Optimising shopping cart experience

Keeping customer insights flowing with quantitative evaluation

I was asked which of two shopping cart designs was more likely to meet user needs. A live test wasn’t practical, so I needed data to inform a high-risk decision.

The challenge

  • Inform an urgent decision with customer preferences
  • Evaluate usability of two shopping cart design options
  • Assess how usability and journeys were impacted
  • Measure preferences and report on significant inferences

I proposed a robust and achievable research plan to support a redesign of a shopping cart. When the need arose for unplanned research, I needed a way to get more customer insights and keep the rest of my schedule intact.

Urgent unplanned work is not ideal, but when new discoveries raised important questions, I needed to adapt my plan. Although qualitative activities could have given us more depth, they would have disrupted my scheduled activities, inconvenienced participants and exceeded my budget. Quantitative, unmoderated research was an achievable and effective way to get a ‘quick read’ of categorical preferences.

As part of a broader research program that included multiple research methods, planning a contingency for quantitative design evaluation got the best outcome for the project.

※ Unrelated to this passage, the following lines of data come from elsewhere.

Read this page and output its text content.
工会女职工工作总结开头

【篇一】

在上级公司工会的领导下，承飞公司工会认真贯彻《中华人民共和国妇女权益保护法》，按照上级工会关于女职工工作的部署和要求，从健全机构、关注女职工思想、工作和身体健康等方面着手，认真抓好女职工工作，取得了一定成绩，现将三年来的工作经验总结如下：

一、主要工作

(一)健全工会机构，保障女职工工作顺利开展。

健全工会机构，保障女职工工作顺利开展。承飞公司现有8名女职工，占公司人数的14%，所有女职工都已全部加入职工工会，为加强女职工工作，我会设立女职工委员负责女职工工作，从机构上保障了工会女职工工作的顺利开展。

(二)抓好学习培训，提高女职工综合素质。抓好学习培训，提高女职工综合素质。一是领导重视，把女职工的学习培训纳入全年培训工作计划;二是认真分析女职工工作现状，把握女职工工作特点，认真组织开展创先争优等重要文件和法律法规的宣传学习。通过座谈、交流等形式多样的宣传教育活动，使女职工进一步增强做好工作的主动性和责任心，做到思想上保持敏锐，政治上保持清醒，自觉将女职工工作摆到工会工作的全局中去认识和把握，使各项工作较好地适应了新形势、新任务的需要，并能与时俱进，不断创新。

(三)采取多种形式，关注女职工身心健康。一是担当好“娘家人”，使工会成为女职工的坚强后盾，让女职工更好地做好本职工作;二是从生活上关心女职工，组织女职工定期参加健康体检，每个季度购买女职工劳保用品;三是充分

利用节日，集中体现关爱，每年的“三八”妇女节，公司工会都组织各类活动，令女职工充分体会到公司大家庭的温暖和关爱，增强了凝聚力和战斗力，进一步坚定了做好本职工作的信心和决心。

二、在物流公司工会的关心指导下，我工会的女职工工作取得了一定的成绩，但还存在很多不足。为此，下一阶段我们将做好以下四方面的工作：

The question, “Which of these two design concepts will we develop?”, could have been researched using multiple methods but the question was one of probability. Which design, A or B, was most likely to meet user needs?

The problem to solve

  • Design axioms (rules of thumb) and customer feedback indicated two potential design solutions (A or B)
  • Both designs (A and B) followed reasonable practice and weaknesses were not immediately obvious
  • Axioms for simplicity and affordance when taken to extremes, appeared to conflict
  • Preferences were important and experience (not price alone) was driving channel value

Approach

  • Participants used a mobile prototype to perform tasks and answer questions on their own device
  • 300 participants were split into two balanced cells with similar characteristics, and each cell rated one design
  • Non-parametric tests found statistically significant differences in how the designs were rated
  • Results were shared quickly, followed by a report and a solutions workshop

Key takeaways

Lessons learned from what worked well with this approach:

  • Planning contingency allowed me to accommodate new discoveries and support innovation
  • Quantitative unmoderated usability testing gave insight on journeys, not just interfaces
  • Statistical tests identified statistically significant customer preferences
  • Results gave the project confidence and the direction they needed to support decisions

Report

The report drew conclusions by analysing closed-question responses (what responses participants chose) with sentiment analysis of free-text responses (why they chose that), and a statistical test on how customers rated each design (A or B).

Non-parametric tests were used to report on statistical significance of preferences. This analysis was the first step of an ongoing optimisation experimentation program, and the methods evolved after live experimentation capability was deployed.

It’s important to note that although analysis revealed a statistically significant result by comparing 2 variations, and did so at the early stages of design before development, that this experiment wasn’t concluded until an uplift was observed in production.